В оправдание князя-канцлера следует прибавить, что правление саксонской династии и зрелище деморализации и упадка страны - могли внушить самые смелые планы на будущее. Ведь дело шло о жизни и смерти! Многое можно простить тому, кто спасает утопающего.
Чарторыйские ясно видели положение государства; но гетман Браницкий не имел ни остроты их ума, ни их смелости и решительности в проведении самых смелых и радикальных преобразований. По его понятию, Речь Посполитая, в которой так долго царствовала анархия, не могла быть долговечною... Саксонская династия, которая для Чарторыйского была гибелью для страны, являлась в глазах Браницкого защитой и щитом для нее.
Таким образом, антагонизм между Браницким и Чарторыйским был неизбежен, и ничто не могло его устранить. Близко зная характеры обоих, легко можно было предвидеть и окончательную развязку.
Великолепная, прекрасная, обаятельная личность Браницкого имела в себе что-то общее с теми героями, которые от рождения предназначены к гибели и никогда не выходят победителями. Это был мечтатель, любивший жить и блистать в свете, собирать дань поклонения и пользоваться готовыми формами жизни, но не способный создать что-нибудь новое...
В нем соединялись две, а может быть, и три совершенно различные натуры и различные характеры, выступавшие поочередно под влиянием невидимого давления на какие-то тайные пружины, приводившие их в движение.
В нем жили одновременно польский магнат и шляхтич, французский царедворец и рыцарь... В торжественные дни в нем оживал потомок старого рода, гетман, пан краковский, кавалер Золотого Руна, магнат, перед которым все должно было склоняться; в кругу добрых приятелей он становился простосердечным шляхтичем, а когда приезжали французы, и он устраивал им пиры, можно было поклясться, что он родился над Секваной.
Как политик, гетман держался довольно туманных идей, издали представлявшихся грандиозными и блестящими; легко верил в то, что было приятно для него самого, и охотно позволял увлекать себя красивыми речами...
А в конце концов - кто знает? - быть может, он был скорее вынужден обстоятельствами играть политическую роль, чем выступать активным деятелем.

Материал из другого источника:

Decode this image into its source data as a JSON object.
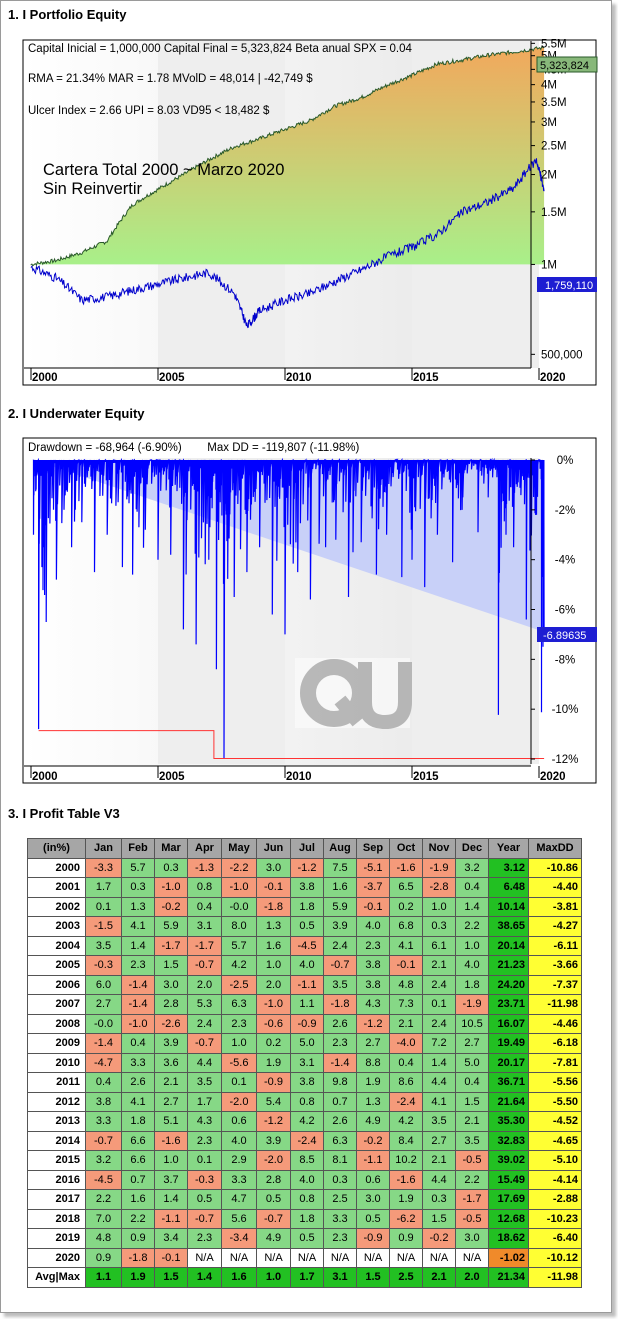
{
  "sections": [
    {
      "title": "1. I Portfolio Equity"
    },
    {
      "title": "2. I Underwater Equity"
    },
    {
      "title": "3. I Profit Table V3"
    }
  ],
  "equity_chart": {
    "info_lines": [
      "Capital Inicial = 1,000,000  Capital Final = 5,323,824  Beta anual SPX = 0.04",
      "RMA = 21.34%   MAR = 1.78   MVolD = 48,014 | -42,749 $",
      "Ulcer Index = 2.66   UPI = 8.03   VD95 < 18,482 $"
    ],
    "overlay_title_1": "Cartera Total 2000 ~ Marzo 2020",
    "overlay_title_2": "Sin Reinvertir",
    "last_value_label": "5,323,824",
    "benchmark_label": "1,759,110",
    "colors": {
      "fill_top": "#f2a85c",
      "fill_bottom": "#a8f08a",
      "benchmark": "#0000cc",
      "equity_line": "#2a5a2a"
    }
  },
  "underwater_chart": {
    "info_line": "Drawdown = -68,964 (-6.90%)        Max DD = -119,807 (-11.98%)",
    "last_value_label": "-6.89635",
    "colors": {
      "drawdown": "#0000ff",
      "max_line": "#ff3333"
    }
  },
  "chart_data": [
    {
      "type": "line",
      "title": "",
      "x_ticks": [
        "2000",
        "2005",
        "2010",
        "2015",
        "2020"
      ],
      "y_ticks": [
        "500,000",
        "1M",
        "1.5M",
        "2M",
        "2.5M",
        "3M",
        "3.5M",
        "4M",
        "4.5M",
        "5M",
        "5.5M"
      ],
      "ylim": [
        450000,
        5600000
      ],
      "series": [
        {
          "x": [
            2000,
            2001,
            2002,
            2003,
            2004,
            2005,
            2006,
            2007,
            2008,
            2009,
            2010,
            2011,
            2012,
            2013,
            2014,
            2015,
            2016,
            2017,
            2018,
            2019,
            2020.2
          ],
          "values": [
            1000000,
            1031200,
            1096000,
            1197400,
            1583900,
            1785300,
            1997600,
            2239600,
            2476700,
            2637400,
            2832300,
            3034000,
            3401100,
            3617500,
            3970500,
            4298800,
            4689000,
            4843900,
            5020800,
            5147600,
            5323824
          ]
        },
        {
          "x": [
            2000,
            2001,
            2002,
            2003,
            2004,
            2005,
            2006,
            2007,
            2008,
            2008.5,
            2009,
            2010,
            2011,
            2012,
            2013,
            2014,
            2015,
            2016,
            2017,
            2018,
            2019,
            2019.9,
            2020.2
          ],
          "values": [
            980000,
            900000,
            760000,
            780000,
            820000,
            860000,
            900000,
            940000,
            800000,
            620000,
            700000,
            760000,
            800000,
            880000,
            960000,
            1060000,
            1140000,
            1260000,
            1500000,
            1620000,
            1800000,
            2240000,
            1759110
          ]
        }
      ]
    },
    {
      "type": "area",
      "title": "",
      "x_ticks": [
        "2000",
        "2005",
        "2010",
        "2015",
        "2020"
      ],
      "y_ticks": [
        "0%",
        "-2%",
        "-4%",
        "-6%",
        "-8%",
        "-10%",
        "-12%"
      ],
      "ylim": [
        -12.2,
        0
      ],
      "series": [
        {
          "x": [
            2000.1,
            2000.3,
            2000.6,
            2001.0,
            2001.6,
            2002.0,
            2002.5,
            2003.0,
            2003.6,
            2004.0,
            2004.5,
            2005.0,
            2005.5,
            2006.0,
            2006.5,
            2007.0,
            2007.3,
            2007.6,
            2008.0,
            2008.5,
            2009.0,
            2009.5,
            2010.0,
            2010.5,
            2011.0,
            2011.6,
            2012.0,
            2012.5,
            2013.0,
            2013.6,
            2014.0,
            2014.6,
            2015.0,
            2015.5,
            2016.0,
            2016.6,
            2017.0,
            2017.6,
            2018.0,
            2018.4,
            2018.7,
            2019.0,
            2019.5,
            2019.9,
            2020.1,
            2020.2
          ],
          "values": [
            -3.0,
            -10.8,
            -6.5,
            -4.8,
            -3.5,
            -2.5,
            -4.5,
            -3.0,
            -4.3,
            -4.6,
            -2.8,
            -4.0,
            -3.8,
            -6.8,
            -7.4,
            -4.0,
            -8.4,
            -11.98,
            -5.5,
            -4.5,
            -3.5,
            -6.2,
            -7.0,
            -4.5,
            -5.6,
            -3.5,
            -3.2,
            -5.5,
            -3.3,
            -4.6,
            -3.0,
            -4.7,
            -4.0,
            -5.1,
            -3.0,
            -4.1,
            -1.5,
            -2.9,
            -1.5,
            -10.23,
            -3.0,
            -3.5,
            -6.4,
            -2.2,
            -10.12,
            -6.9
          ]
        },
        {
          "name": "Max DD",
          "x": [
            2000.3,
            2007.2,
            2007.2,
            2020.2
          ],
          "values": [
            -10.86,
            -10.86,
            -11.98,
            -11.98
          ]
        }
      ]
    },
    {
      "type": "table",
      "title": "",
      "columns": [
        "(in%)",
        "Jan",
        "Feb",
        "Mar",
        "Apr",
        "May",
        "Jun",
        "Jul",
        "Aug",
        "Sep",
        "Oct",
        "Nov",
        "Dec",
        "Year",
        "MaxDD"
      ],
      "rows": [
        [
          "2000",
          "-3.3",
          "5.7",
          "0.3",
          "-1.3",
          "-2.2",
          "3.0",
          "-1.2",
          "7.5",
          "-5.1",
          "-1.6",
          "-1.9",
          "3.2",
          "3.12",
          "-10.86"
        ],
        [
          "2001",
          "1.7",
          "0.3",
          "-1.0",
          "0.8",
          "-1.0",
          "-0.1",
          "3.8",
          "1.6",
          "-3.7",
          "6.5",
          "-2.8",
          "0.4",
          "6.48",
          "-4.40"
        ],
        [
          "2002",
          "0.1",
          "1.3",
          "-0.2",
          "0.4",
          "-0.0",
          "-1.8",
          "1.8",
          "5.9",
          "-0.1",
          "0.2",
          "1.0",
          "1.4",
          "10.14",
          "-3.81"
        ],
        [
          "2003",
          "-1.5",
          "4.1",
          "5.9",
          "3.1",
          "8.0",
          "1.3",
          "0.5",
          "3.9",
          "4.0",
          "6.8",
          "0.3",
          "2.2",
          "38.65",
          "-4.27"
        ],
        [
          "2004",
          "3.5",
          "1.4",
          "-1.7",
          "-1.7",
          "5.7",
          "1.6",
          "-4.5",
          "2.4",
          "2.3",
          "4.1",
          "6.1",
          "1.0",
          "20.14",
          "-6.11"
        ],
        [
          "2005",
          "-0.3",
          "2.3",
          "1.5",
          "-0.7",
          "4.2",
          "1.0",
          "4.0",
          "-0.7",
          "3.8",
          "-0.1",
          "2.1",
          "4.0",
          "21.23",
          "-3.66"
        ],
        [
          "2006",
          "6.0",
          "-1.4",
          "3.0",
          "2.0",
          "-2.5",
          "2.0",
          "-1.1",
          "3.5",
          "3.8",
          "4.8",
          "2.4",
          "1.8",
          "24.20",
          "-7.37"
        ],
        [
          "2007",
          "2.7",
          "-1.4",
          "2.8",
          "5.3",
          "6.3",
          "-1.0",
          "1.1",
          "-1.8",
          "4.3",
          "7.3",
          "0.1",
          "-1.9",
          "23.71",
          "-11.98"
        ],
        [
          "2008",
          "-0.0",
          "-1.0",
          "-2.6",
          "2.4",
          "2.3",
          "-0.6",
          "-0.9",
          "2.6",
          "-1.2",
          "2.1",
          "2.4",
          "10.5",
          "16.07",
          "-4.46"
        ],
        [
          "2009",
          "-1.4",
          "0.4",
          "3.9",
          "-0.7",
          "1.0",
          "0.2",
          "5.0",
          "2.3",
          "2.7",
          "-4.0",
          "7.2",
          "2.7",
          "19.49",
          "-6.18"
        ],
        [
          "2010",
          "-4.7",
          "3.3",
          "3.6",
          "4.4",
          "-5.6",
          "1.9",
          "3.1",
          "-1.4",
          "8.8",
          "0.4",
          "1.4",
          "5.0",
          "20.17",
          "-7.81"
        ],
        [
          "2011",
          "0.4",
          "2.6",
          "2.1",
          "3.5",
          "0.1",
          "-0.9",
          "3.8",
          "9.8",
          "1.9",
          "8.6",
          "4.4",
          "0.4",
          "36.71",
          "-5.56"
        ],
        [
          "2012",
          "3.8",
          "4.1",
          "2.7",
          "1.7",
          "-2.0",
          "5.4",
          "0.8",
          "0.7",
          "1.3",
          "-2.4",
          "4.1",
          "1.5",
          "21.64",
          "-5.50"
        ],
        [
          "2013",
          "3.3",
          "1.8",
          "5.1",
          "4.3",
          "0.6",
          "-1.2",
          "4.2",
          "2.6",
          "4.9",
          "4.2",
          "3.5",
          "2.1",
          "35.30",
          "-4.52"
        ],
        [
          "2014",
          "-0.7",
          "6.6",
          "-1.6",
          "2.3",
          "4.0",
          "3.9",
          "-2.4",
          "6.3",
          "-0.2",
          "8.4",
          "2.7",
          "3.5",
          "32.83",
          "-4.65"
        ],
        [
          "2015",
          "3.2",
          "6.6",
          "1.0",
          "0.1",
          "2.9",
          "-2.0",
          "8.5",
          "8.1",
          "-1.1",
          "10.2",
          "2.1",
          "-0.5",
          "39.02",
          "-5.10"
        ],
        [
          "2016",
          "-4.5",
          "0.7",
          "3.7",
          "-0.3",
          "3.3",
          "2.8",
          "4.0",
          "0.3",
          "0.6",
          "-1.6",
          "4.4",
          "2.2",
          "15.49",
          "-4.14"
        ],
        [
          "2017",
          "2.2",
          "1.6",
          "1.4",
          "0.5",
          "4.7",
          "0.5",
          "0.8",
          "2.5",
          "3.0",
          "1.9",
          "0.3",
          "-1.7",
          "17.69",
          "-2.88"
        ],
        [
          "2018",
          "7.0",
          "2.2",
          "-1.1",
          "-0.7",
          "5.6",
          "-0.7",
          "1.8",
          "3.3",
          "0.5",
          "-6.2",
          "1.5",
          "-0.5",
          "12.68",
          "-10.23"
        ],
        [
          "2019",
          "4.8",
          "0.9",
          "3.4",
          "2.3",
          "-3.4",
          "4.9",
          "0.5",
          "2.3",
          "-0.9",
          "0.9",
          "-0.2",
          "3.0",
          "18.62",
          "-6.40"
        ],
        [
          "2020",
          "0.9",
          "-1.8",
          "-0.1",
          "N/A",
          "N/A",
          "N/A",
          "N/A",
          "N/A",
          "N/A",
          "N/A",
          "N/A",
          "N/A",
          "-1.02",
          "-10.12"
        ],
        [
          "Avg|Max",
          "1.1",
          "1.9",
          "1.5",
          "1.4",
          "1.6",
          "1.0",
          "1.7",
          "3.1",
          "1.5",
          "2.5",
          "2.1",
          "2.0",
          "21.34",
          "-11.98"
        ]
      ]
    }
  ]
}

Вокруг гетмана сплотилось все, что ненавидело Чарторыйских или боялось их. И гетман, подстрекаемый с разных сторон, разжигаемый и натравляемый, волей-неволей выступал в главной роли, не соответствовавшей его силам.
Все, видевшие его в ту пору в Белостоке, могли подтвердить, что он без особенной охоты исполнял навязанную ему роль...
Будучи уже пожилым человеком, гетман недолюбливал серьезные занятия и предпочитал им легкую, остроумную, веселую беседу в хорошем тоне, тщательно избегавшую всяких неприятных намеков на его семейные размолвки.
Его сан требовал от него занятия предметами государственной важности, но это бремя он свалил в значительной степени на Мация Стаженьского, старосту Браньского, на своих приятелей и на друга дома, Мокроновского.
Жизнь в доме гетмана шла с королевскою пышностью. У гетманши был свой двор, свой круг знакомых и друзей, а с мужем ее соединяли официально-дружеские и добрые отношения; но все знали, что давно уже угасла любовь старика к красавице жене, и что Мокроновский был доверенным другом и любимцем графини Изабеллы. Гетман ничего не имел против этого; он требовал только соблюдения известных форм - и невмешательства "фамилии" в свои планы. У него были тоже свои не серьезные увлечения, которые были известны всем, даже его жене, но возбуждали скорее соболезнование, чем другое чувство.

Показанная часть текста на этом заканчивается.